Une charte graphique rigoureuse pour un leurre caustique à l'humour potache. © DR

Sous ses faux airs de vrai site d'information, LerPesse se joue des politiques et de l'actualité. Non sans semer le trouble.

"Ahmed Mestiri déclare n’avoir aucun souvenir d’avoir été en lice pour le poste de Premier ministre." "Rached Ghannouchi serait devenu athée." "Un avion Tunisair décolle à l’heure. La compagnie s’excuse et s’engage à rembourser les 43 passagers qui ont raté leur vol." Farfelu ? Surréaliste ? Et tellement (in)vraisemblable… Insensibles à l’ironie de tels titres, de nombreux Tunisiens les ont pris au pied de la lettre. Des journalistes de Mosaïque FM ont même appelé la compagnie aérienne pour vérifier l’information.

LerPesse, "aussi sérieux que la politique tunisienne"

Créé sur le modèle du site français legorafi.fr (pastichant Le Figaro) et l’américain theonion.com, le nouveau média de Tunisie lerpesse.com se définit comme étant "aussi sérieux que la politique de ce pays". Lancé le 17 novembre, LerPesse a des allures de site d’information professionnel. Les fondateurs, qui tiennent à conserver l’anonymat et refusent de dévoiler leur source de financement, se présentent comme une "une équipe de faux journalistes d’investigation et de charlatans de terrain [qui] offre courageusement un travail minutieux et rigoureux". LerPesse fait un carton. Sa charte graphique rigoureuse n’est qu’un leurre qui habille de crédibilité un contenu bref, décalé, déjanté, parfois délirant mais toujours au second degré et qui tourne systématiquement en dérision une actualité souvent ubuesque.

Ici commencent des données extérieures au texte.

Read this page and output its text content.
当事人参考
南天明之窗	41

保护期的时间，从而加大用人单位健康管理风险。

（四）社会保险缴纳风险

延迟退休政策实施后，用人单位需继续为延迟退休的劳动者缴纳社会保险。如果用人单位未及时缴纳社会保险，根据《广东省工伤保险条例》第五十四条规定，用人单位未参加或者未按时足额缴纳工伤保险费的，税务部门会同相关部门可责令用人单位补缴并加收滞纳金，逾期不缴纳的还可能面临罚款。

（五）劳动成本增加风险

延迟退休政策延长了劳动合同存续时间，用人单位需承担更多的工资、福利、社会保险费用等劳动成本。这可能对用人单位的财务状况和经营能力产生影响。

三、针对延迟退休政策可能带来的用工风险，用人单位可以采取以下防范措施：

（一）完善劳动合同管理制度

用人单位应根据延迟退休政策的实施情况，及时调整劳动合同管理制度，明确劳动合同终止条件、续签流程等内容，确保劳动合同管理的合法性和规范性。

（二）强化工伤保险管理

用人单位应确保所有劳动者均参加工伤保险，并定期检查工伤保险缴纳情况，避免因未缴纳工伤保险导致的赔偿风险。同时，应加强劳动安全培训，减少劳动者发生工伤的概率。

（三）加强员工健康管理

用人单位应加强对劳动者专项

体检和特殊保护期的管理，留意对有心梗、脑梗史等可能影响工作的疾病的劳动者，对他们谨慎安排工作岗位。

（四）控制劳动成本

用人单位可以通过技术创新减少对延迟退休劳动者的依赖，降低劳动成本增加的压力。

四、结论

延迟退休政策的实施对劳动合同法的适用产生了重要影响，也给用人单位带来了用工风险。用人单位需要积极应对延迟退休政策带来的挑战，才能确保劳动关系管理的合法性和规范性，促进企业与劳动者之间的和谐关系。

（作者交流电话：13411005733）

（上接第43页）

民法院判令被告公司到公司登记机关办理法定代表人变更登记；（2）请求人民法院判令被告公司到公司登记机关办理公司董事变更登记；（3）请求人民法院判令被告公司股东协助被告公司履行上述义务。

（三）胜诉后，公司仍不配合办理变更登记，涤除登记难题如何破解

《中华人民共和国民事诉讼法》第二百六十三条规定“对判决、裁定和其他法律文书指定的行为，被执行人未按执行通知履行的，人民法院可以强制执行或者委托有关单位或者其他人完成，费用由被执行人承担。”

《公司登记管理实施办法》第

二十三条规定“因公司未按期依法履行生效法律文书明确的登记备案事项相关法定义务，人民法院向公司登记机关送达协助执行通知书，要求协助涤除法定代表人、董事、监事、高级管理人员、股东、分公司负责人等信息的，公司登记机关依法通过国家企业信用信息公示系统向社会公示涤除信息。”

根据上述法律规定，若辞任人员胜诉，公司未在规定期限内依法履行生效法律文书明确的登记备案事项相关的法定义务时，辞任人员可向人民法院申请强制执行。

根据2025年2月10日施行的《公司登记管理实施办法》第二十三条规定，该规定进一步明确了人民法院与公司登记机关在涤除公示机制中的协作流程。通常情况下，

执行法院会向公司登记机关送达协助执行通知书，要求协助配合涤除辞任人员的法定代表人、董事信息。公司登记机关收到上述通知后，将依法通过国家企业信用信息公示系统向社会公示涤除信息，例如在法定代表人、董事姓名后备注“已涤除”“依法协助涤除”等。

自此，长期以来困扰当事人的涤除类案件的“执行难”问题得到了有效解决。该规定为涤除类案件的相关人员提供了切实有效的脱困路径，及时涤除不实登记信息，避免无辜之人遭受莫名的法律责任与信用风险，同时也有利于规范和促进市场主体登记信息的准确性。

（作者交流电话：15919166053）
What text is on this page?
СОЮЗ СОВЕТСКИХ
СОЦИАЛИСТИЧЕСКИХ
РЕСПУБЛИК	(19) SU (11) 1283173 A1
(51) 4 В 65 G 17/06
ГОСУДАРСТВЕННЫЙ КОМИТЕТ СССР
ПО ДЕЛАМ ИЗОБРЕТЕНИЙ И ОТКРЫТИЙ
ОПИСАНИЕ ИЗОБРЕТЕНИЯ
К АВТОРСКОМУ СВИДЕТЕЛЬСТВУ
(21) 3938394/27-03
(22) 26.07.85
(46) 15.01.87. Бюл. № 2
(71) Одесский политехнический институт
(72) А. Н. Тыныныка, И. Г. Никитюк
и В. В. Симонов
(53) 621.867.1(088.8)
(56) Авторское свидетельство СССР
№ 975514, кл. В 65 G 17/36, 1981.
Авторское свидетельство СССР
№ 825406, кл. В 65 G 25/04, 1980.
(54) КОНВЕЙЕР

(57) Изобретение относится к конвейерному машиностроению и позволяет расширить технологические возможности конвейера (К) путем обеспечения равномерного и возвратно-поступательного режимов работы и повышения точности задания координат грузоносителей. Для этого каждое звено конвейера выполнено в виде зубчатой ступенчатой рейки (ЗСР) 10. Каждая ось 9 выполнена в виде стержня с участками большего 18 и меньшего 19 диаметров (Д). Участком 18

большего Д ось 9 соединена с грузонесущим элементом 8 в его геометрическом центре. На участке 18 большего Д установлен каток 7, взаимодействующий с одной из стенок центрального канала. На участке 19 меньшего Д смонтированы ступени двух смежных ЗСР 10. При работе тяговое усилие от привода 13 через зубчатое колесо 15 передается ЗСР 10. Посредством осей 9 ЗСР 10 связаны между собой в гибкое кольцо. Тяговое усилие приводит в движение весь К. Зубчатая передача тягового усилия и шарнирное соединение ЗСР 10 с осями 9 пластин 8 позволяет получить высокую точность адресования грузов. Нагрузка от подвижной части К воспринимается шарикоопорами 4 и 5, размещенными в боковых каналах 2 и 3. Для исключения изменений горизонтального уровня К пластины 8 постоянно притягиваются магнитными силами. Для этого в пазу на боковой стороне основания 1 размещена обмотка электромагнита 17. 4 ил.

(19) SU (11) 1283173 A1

En imitant la typographie du quotidien La Presse et en se positionnant comme un site viral, LerPesse tacle les politiques et les médias. "Ils nous font tellement rire de nous-mêmes que nous n’avons plus envie de nous lamenter", assure un lecteur assidu. Du côté politique, on rigole moins. L’annonce de la suppression de l’enseignement de la philosophie en terminale a fait sortir de ses gongs le ministre de l’Éducation. Si LerPesse veut conserver sa notoriété actuelle et retenir son lectorat, il devra travailler son mordant, de qualité inégale. "On dirait un blog de potaches plus qu’un support médiatique caustique. La satire est un genre qu’il faut maîtriser et cultiver", remarque l’universitaire Saïd Oueslati. LerPesse annonce la couleur : "Nous utilisons des sources fiables pour rédiger des articles fictifs." Le lecteur est prévenu, tout ce qu’il pourra lire est faux mais à coup sûr hilarant.